Herpes zoster after lung transplantation boosts varicella zoster virus-specific adaptive immune responses.
The Journal of heart and lung transplantation : the official publication of the International Society for Heart Transplantation 2016 Dec;35: 1435-1442
BACKGROUND: Varicella zoster virus (VZV)-specific memory T cells are significantly lower in transplant recipients than in controls. In addition, VZV-specific immunoglobulin G titers are significantly lower after than before transplantation. Data on the incidence and timing of herpes zoster (HZ) after lung transplantation are limited. This study had two aims: first, we investigated the incidence and severity of HZ after lung transplantation; second, we determined the systemic VZV-specific T-cell and B-cell memory responses before and after HZ.
METHODS: The records of 119 patients who underwent transplantation were analyzed for post-transplant HZ. The VZV-specific B-cell and T-cell memory responses of 5 patients before and after HZ were compared with 5 patients without HZ by enzyme-linked immunospot assay and flow cytometry, respectively.

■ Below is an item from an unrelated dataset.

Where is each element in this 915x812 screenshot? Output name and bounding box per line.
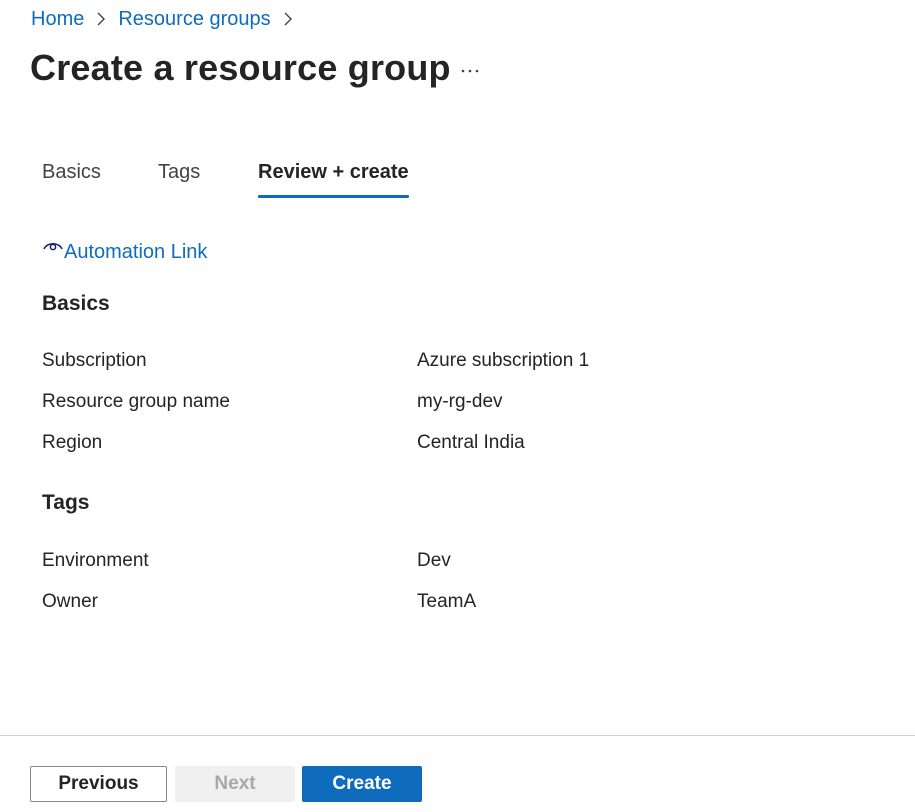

RESULTS: HZ was clinically diagnosed and confirmed by polymerase chain reaction on blister fluids and/or plasma in 17 transplant recipients. Uncomplicated cutaneous HZ was present in 12 patients, and 5 patients had disseminated HZ, of whom 1 died. The incidence of HZ after transplantation (38.2 cases/1,000 patient-years) was significantly higher than the age-matched healthy population (7-8 cases/1,000 patient-years). The frequency of VZV-specific immunoglobulin G-producing B cells (p = 0.06) and the percentage of VZV-specific CD4 and CD8 memory T cells increased after HZ to higher frequencies than in patients without HZ (p = 0.03). This was mainly attributed to VZV-reactive effector memory CD4 T cells (p = 0.02) and central memory (p = 0.02) and effector memory (p = 0.03) CD8 T cells.
CONCLUSIONS: Lung transplant recipients are highly prone to develop HZ with severe complications. Despite deep immunosuppression, HZ boosted their systemic VZV-specific B-cell and T-cell memory responses.